Source jacobian wrt variables.

source_jacobian_wrt_aux_variables()#

Source jacobian wrt aux variables.

eigenvalues()#

Eigenvalues of the normal-projected quasilinear matrix.

In ‘symbolic’ mode: solves the characteristic polynomial in SymPy. In ‘numerical’ mode: returns an empty ZArray (eigenvalues computed at runtime by the Numerics class via np.linalg.eigvals).

left_eigenvectors()#

Left eigenvectors.

right_eigenvectors()#

Right eigenvectors.

print_model_functions(function_names=None)#

Print model functions.

summarize_model(tex=False)#

Complete model description as a dict (for display) or LaTeX string.

Returns a dict with keys:
  • ‘pde_form’: the general PDE structure

  • ‘Q’: state vector

  • ‘Qaux’: auxiliary variables

  • ‘F’: flux matrix

  • ‘P’: hydrostatic pressure

  • ‘B’: nonconservative matrix (per dimension)

  • ‘S’: source vector

  • ‘eigenvalues’: list of eigenvalue expressions (or ‘numerical’)
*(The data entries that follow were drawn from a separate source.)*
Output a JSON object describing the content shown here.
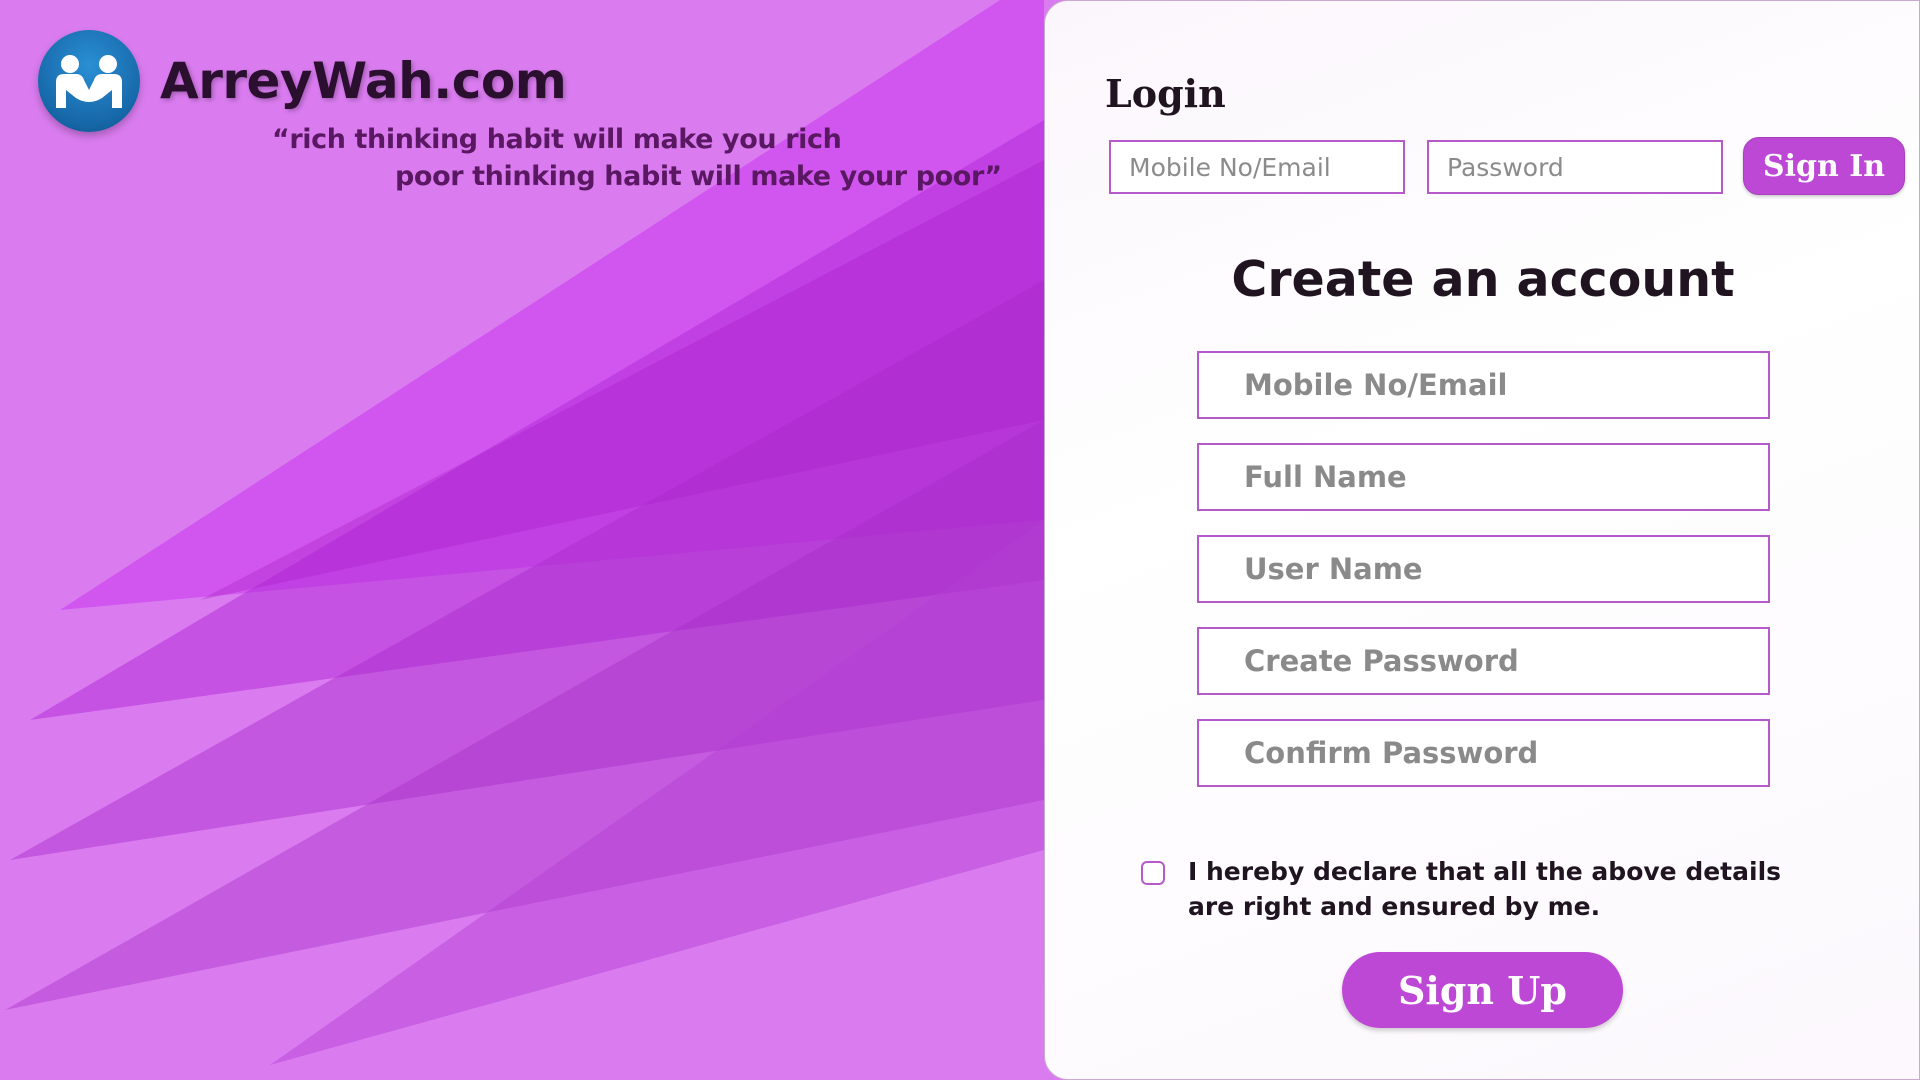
{
  "brand": {
    "name": "ArreyWah.com",
    "quote_line1": "“rich thinking habit will make you rich",
    "quote_line2": "poor thinking habit will make your poor”"
  },
  "login": {
    "title": "Login",
    "username_placeholder": "Mobile No/Email",
    "password_placeholder": "Password",
    "signin_label": "Sign In"
  },
  "register": {
    "title": "Create an account",
    "mobile_placeholder": "Mobile No/Email",
    "fullname_placeholder": "Full Name",
    "username_placeholder": "User Name",
    "create_password_placeholder": "Create Password",
    "confirm_password_placeholder": "Confirm Password",
    "declaration": "I hereby declare that all the above details are right and ensured by me.",
    "signup_label": "Sign Up"
  },
  "icons": {
    "logo": "handshake-people-icon"
  },
  "colors": {
    "background": "#da7cf0",
    "accent": "#be48d6",
    "input_border": "#b65acb",
    "logo_blue": "#1667a8"
  }
}
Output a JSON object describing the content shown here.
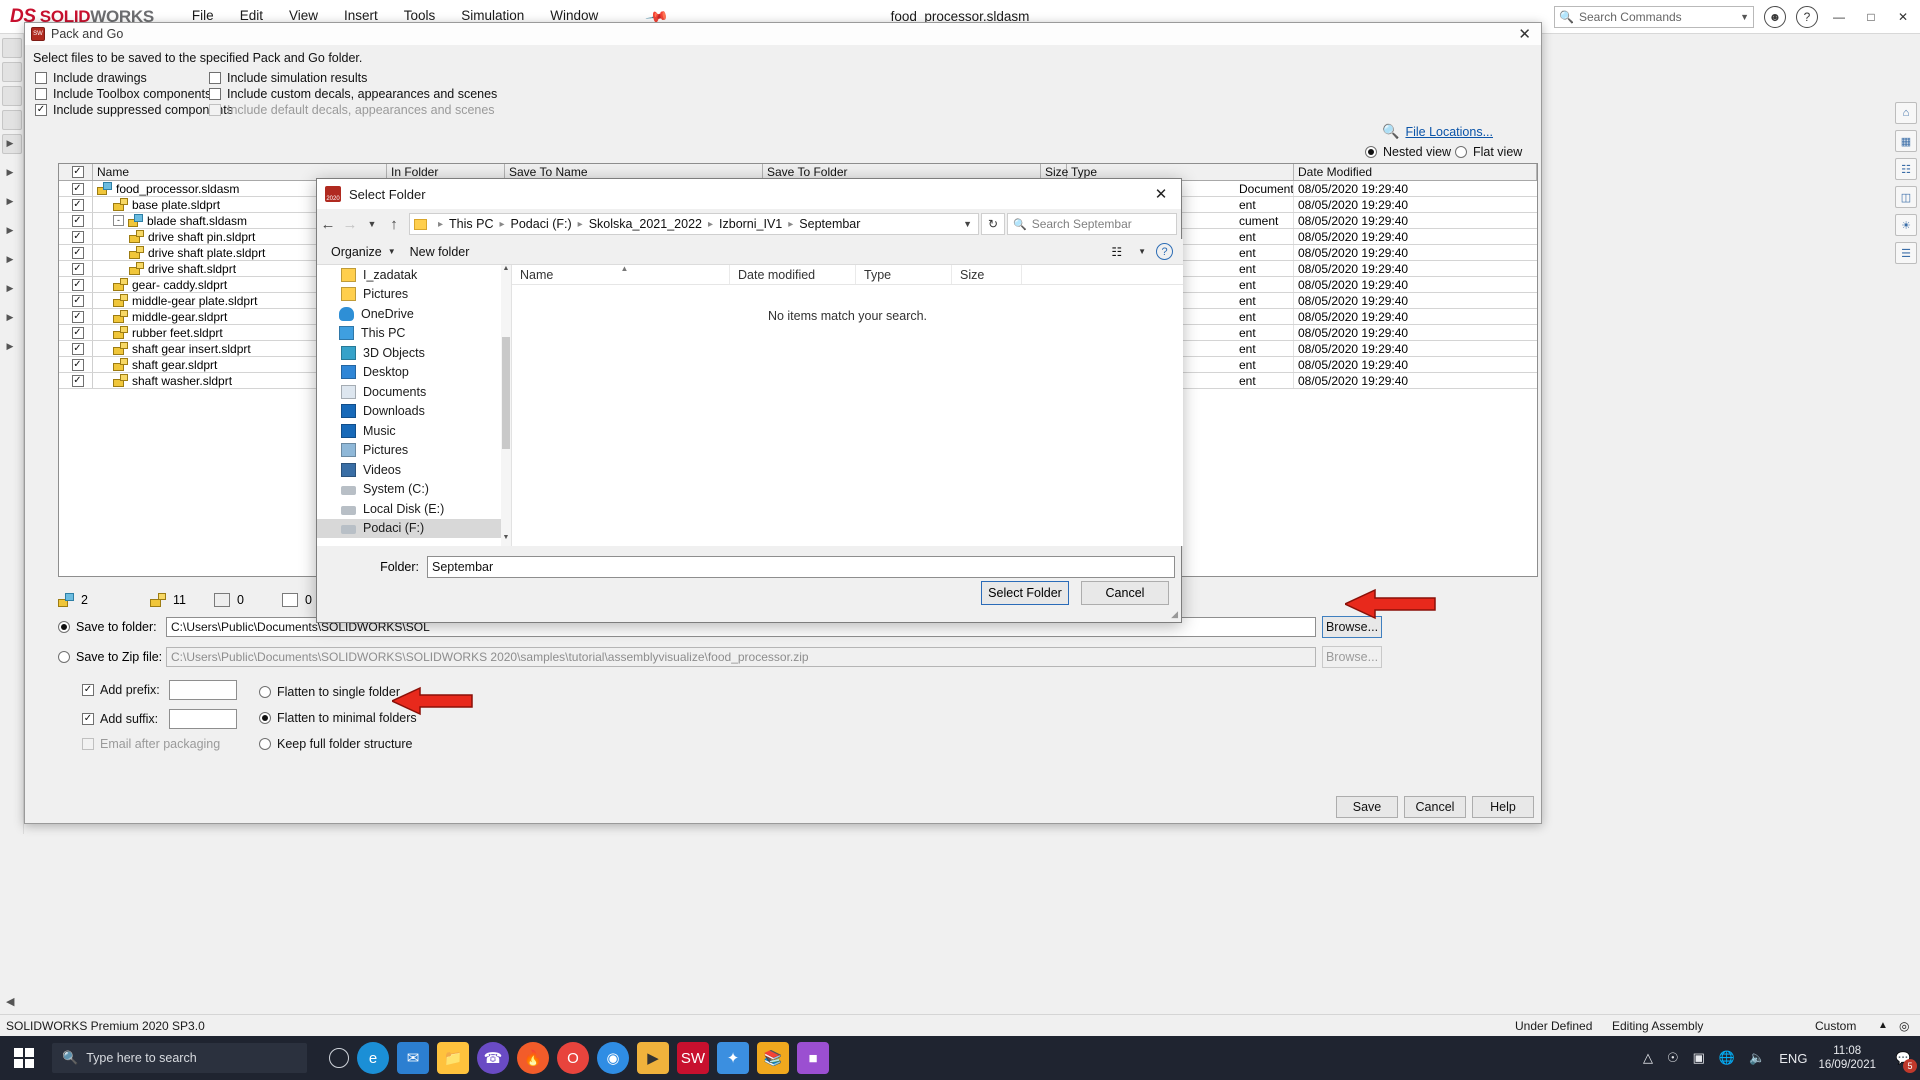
{
  "app": {
    "brand_ds": "DS",
    "brand_solid": "SOLID",
    "brand_works": "WORKS",
    "document_title": "food_processor.sldasm",
    "menu": [
      "File",
      "Edit",
      "View",
      "Insert",
      "Tools",
      "Simulation",
      "Window"
    ],
    "search_placeholder": "Search Commands"
  },
  "status_bar": {
    "left": "SOLIDWORKS Premium 2020 SP3.0",
    "under_defined": "Under Defined",
    "editing": "Editing Assembly",
    "custom": "Custom"
  },
  "taskbar": {
    "search_placeholder": "Type here to search",
    "language": "ENG",
    "time": "11:08",
    "date": "16/09/2021",
    "notification_count": "5"
  },
  "pack_and_go": {
    "title": "Pack and Go",
    "instruction": "Select files to be saved to the specified Pack and Go folder.",
    "options": [
      {
        "label": "Include drawings",
        "checked": false,
        "disabled": false
      },
      {
        "label": "Include Toolbox components",
        "checked": false,
        "disabled": false
      },
      {
        "label": "Include suppressed components",
        "checked": true,
        "disabled": false
      },
      {
        "label": "Include simulation results",
        "checked": false,
        "disabled": false
      },
      {
        "label": "Include custom decals, appearances and scenes",
        "checked": false,
        "disabled": false
      },
      {
        "label": "Include default decals, appearances and scenes",
        "checked": false,
        "disabled": true
      }
    ],
    "file_locations_link": "File Locations...",
    "view_modes": [
      {
        "label": "Nested view",
        "selected": true
      },
      {
        "label": "Flat view",
        "selected": false
      }
    ],
    "columns": [
      "Name",
      "In Folder",
      "Save To Name",
      "Save To Folder",
      "Size",
      "Type",
      "Date Modified"
    ],
    "rows": [
      {
        "name": "food_processor.sldasm",
        "icon": "assembly-icon",
        "indent": 0,
        "checked": true,
        "expander": "",
        "type": "Document",
        "date": "08/05/2020 19:29:40"
      },
      {
        "name": "base plate.sldprt",
        "icon": "part-icon",
        "indent": 1,
        "checked": true,
        "expander": "",
        "type": "ent",
        "date": "08/05/2020 19:29:40"
      },
      {
        "name": "blade shaft.sldasm",
        "icon": "assembly-icon",
        "indent": 1,
        "checked": true,
        "expander": "-",
        "type": "cument",
        "date": "08/05/2020 19:29:40"
      },
      {
        "name": "drive shaft pin.sldprt",
        "icon": "part-icon",
        "indent": 2,
        "checked": true,
        "expander": "",
        "type": "ent",
        "date": "08/05/2020 19:29:40"
      },
      {
        "name": "drive shaft plate.sldprt",
        "icon": "part-icon",
        "indent": 2,
        "checked": true,
        "expander": "",
        "type": "ent",
        "date": "08/05/2020 19:29:40"
      },
      {
        "name": "drive shaft.sldprt",
        "icon": "part-icon",
        "indent": 2,
        "checked": true,
        "expander": "",
        "type": "ent",
        "date": "08/05/2020 19:29:40"
      },
      {
        "name": "gear- caddy.sldprt",
        "icon": "part-icon",
        "indent": 1,
        "checked": true,
        "expander": "",
        "type": "ent",
        "date": "08/05/2020 19:29:40"
      },
      {
        "name": "middle-gear plate.sldprt",
        "icon": "part-icon",
        "indent": 1,
        "checked": true,
        "expander": "",
        "type": "ent",
        "date": "08/05/2020 19:29:40"
      },
      {
        "name": "middle-gear.sldprt",
        "icon": "part-icon",
        "indent": 1,
        "checked": true,
        "expander": "",
        "type": "ent",
        "date": "08/05/2020 19:29:40"
      },
      {
        "name": "rubber feet.sldprt",
        "icon": "part-icon",
        "indent": 1,
        "checked": true,
        "expander": "",
        "type": "ent",
        "date": "08/05/2020 19:29:40"
      },
      {
        "name": "shaft gear insert.sldprt",
        "icon": "part-icon",
        "indent": 1,
        "checked": true,
        "expander": "",
        "type": "ent",
        "date": "08/05/2020 19:29:40"
      },
      {
        "name": "shaft gear.sldprt",
        "icon": "part-icon",
        "indent": 1,
        "checked": true,
        "expander": "",
        "type": "ent",
        "date": "08/05/2020 19:29:40"
      },
      {
        "name": "shaft washer.sldprt",
        "icon": "part-icon",
        "indent": 1,
        "checked": true,
        "expander": "",
        "type": "ent",
        "date": "08/05/2020 19:29:40"
      }
    ],
    "counts": [
      {
        "icon": "assembly-icon",
        "value": "2"
      },
      {
        "icon": "part-icon",
        "value": "11"
      },
      {
        "icon": "drawing-icon",
        "value": "0"
      },
      {
        "icon": "decal-icon",
        "value": "0"
      }
    ],
    "save_to_folder": {
      "label": "Save to folder:",
      "selected": true,
      "value": "C:\\Users\\Public\\Documents\\SOLIDWORKS\\SOL",
      "browse_label": "Browse..."
    },
    "save_to_zip": {
      "label": "Save to Zip file:",
      "selected": false,
      "value": "C:\\Users\\Public\\Documents\\SOLIDWORKS\\SOLIDWORKS 2020\\samples\\tutorial\\assemblyvisualize\\food_processor.zip",
      "browse_label": "Browse..."
    },
    "add_prefix": {
      "label": "Add prefix:",
      "checked": true,
      "value": ""
    },
    "add_suffix": {
      "label": "Add suffix:",
      "checked": true,
      "value": ""
    },
    "email_after": {
      "label": "Email after packaging",
      "checked": false,
      "disabled": true
    },
    "flatten_options": [
      {
        "label": "Flatten to single folder",
        "selected": false
      },
      {
        "label": "Flatten to minimal folders",
        "selected": true
      },
      {
        "label": "Keep full folder structure",
        "selected": false
      }
    ],
    "buttons": {
      "save": "Save",
      "cancel": "Cancel",
      "help": "Help"
    }
  },
  "select_folder": {
    "title": "Select Folder",
    "breadcrumb": [
      "This PC",
      "Podaci (F:)",
      "Skolska_2021_2022",
      "Izborni_IV1",
      "Septembar"
    ],
    "search_placeholder": "Search Septembar",
    "toolbar": {
      "organize": "Organize",
      "new_folder": "New folder"
    },
    "nav_items": [
      {
        "label": "I_zadatak",
        "icon": "folder-icon",
        "indent": 1,
        "selected": false
      },
      {
        "label": "Pictures",
        "icon": "folder-icon",
        "indent": 1,
        "selected": false
      },
      {
        "label": "OneDrive",
        "icon": "onedrive-icon",
        "indent": 0,
        "selected": false
      },
      {
        "label": "This PC",
        "icon": "pc-icon",
        "indent": 0,
        "selected": false
      },
      {
        "label": "3D Objects",
        "icon": "3dobjects-icon",
        "indent": 1,
        "selected": false
      },
      {
        "label": "Desktop",
        "icon": "desktop-icon",
        "indent": 1,
        "selected": false
      },
      {
        "label": "Documents",
        "icon": "documents-icon",
        "indent": 1,
        "selected": false
      },
      {
        "label": "Downloads",
        "icon": "downloads-icon",
        "indent": 1,
        "selected": false
      },
      {
        "label": "Music",
        "icon": "music-icon",
        "indent": 1,
        "selected": false
      },
      {
        "label": "Pictures",
        "icon": "pictures-icon",
        "indent": 1,
        "selected": false
      },
      {
        "label": "Videos",
        "icon": "videos-icon",
        "indent": 1,
        "selected": false
      },
      {
        "label": "System (C:)",
        "icon": "drive-system-icon",
        "indent": 1,
        "selected": false
      },
      {
        "label": "Local Disk (E:)",
        "icon": "drive-icon",
        "indent": 1,
        "selected": false
      },
      {
        "label": "Podaci (F:)",
        "icon": "drive-icon",
        "indent": 1,
        "selected": true
      }
    ],
    "columns": [
      "Name",
      "Date modified",
      "Type",
      "Size"
    ],
    "empty_message": "No items match your search.",
    "folder_label": "Folder:",
    "folder_value": "Septembar",
    "select_button": "Select Folder",
    "cancel_button": "Cancel"
  }
}
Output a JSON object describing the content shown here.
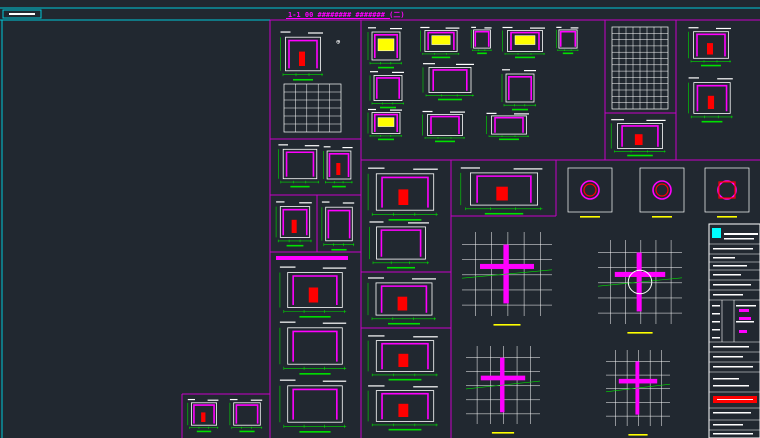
{
  "drawing": {
    "title": "1-1 00 ######## ####### (二)",
    "background": "#212830",
    "colors": {
      "frame": "#00c8d8",
      "sheet_border": "#c800c8",
      "detail_line": "#ffffff",
      "dimension": "#00e000",
      "rebar_main": "#ff00ff",
      "rebar_secondary": "#ff0000",
      "fill_yellow": "#ffff00",
      "label_bar": "#ffff00",
      "accent": "#00ffff"
    },
    "title_block": {
      "stamp_color": "#ff0000",
      "logo_color": "#00ffff"
    }
  }
}
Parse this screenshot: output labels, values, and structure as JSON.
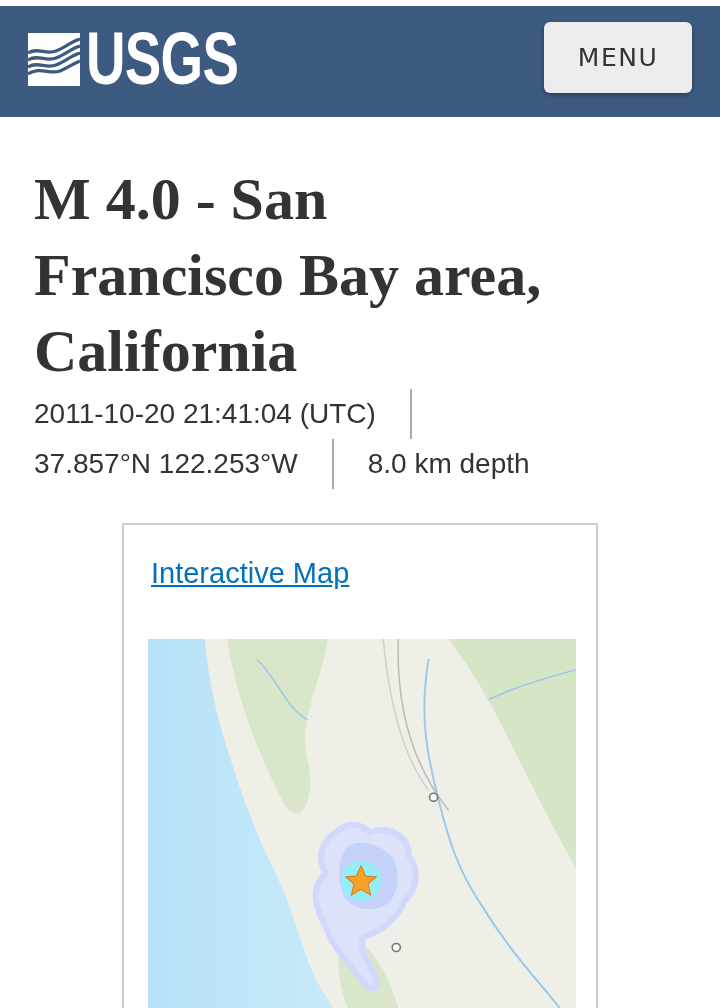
{
  "header": {
    "logo": "USGS",
    "menu_button": "MENU"
  },
  "event": {
    "title": "M 4.0 - San Francisco Bay area, California",
    "details": {
      "time": "2011-10-20 21:41:04 (UTC)",
      "location": "37.857°N 122.253°W",
      "depth": "8.0 km depth"
    }
  },
  "map_card": {
    "link": "Interactive Map"
  }
}
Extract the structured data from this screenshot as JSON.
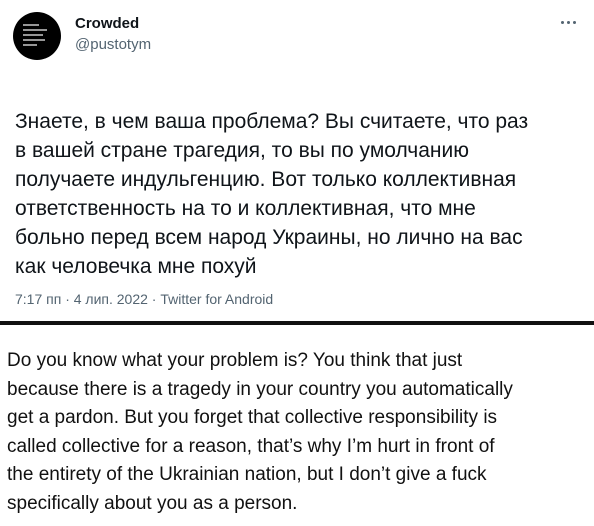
{
  "tweet": {
    "display_name": "Crowded",
    "handle": "@pustotym",
    "more_icon": "more-horizontal-icon",
    "text_lines": [
      "Знаете, в чем ваша проблема? Вы считаете, что раз",
      "в вашей стране трагедия, то вы по умолчанию",
      "получаете индульгенцию. Вот только коллективная",
      "ответственность на то и коллективная, что мне",
      "больно перед всем народ Украины, но лично на вас",
      "как человечка мне похуй"
    ],
    "timestamp": "7:17 пп · 4 лип. 2022 · Twitter for Android"
  },
  "translation": {
    "lines": [
      "Do you know what your problem is? You think that just",
      "because there is a tragedy in your country you automatically",
      "get a pardon. But you forget that collective responsibility is",
      "called collective for a reason, that’s why I’m hurt in front of",
      "the entirety of the Ukrainian nation, but I don’t give a fuck",
      "specifically about you as a person."
    ]
  },
  "colors": {
    "primary_text": "#0f1419",
    "secondary_text": "#536471",
    "separator": "#111111"
  }
}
  • ‘parameters’: {name: default_value}

  • ‘config’: model configuration summary

If tex=True, all SymPy objects are returned as LaTeX strings.

class zoomy_core.model.basemodel.ModelDescription(model, *, show_history=False, include_minor=False)#

Bases: object

Markdown / plain-text description of a Model.

Returned by Model.describe(). Renders LaTeX equations via _repr_markdown_ in Jupyter; str(...) / print(...) give the plain-text fallback.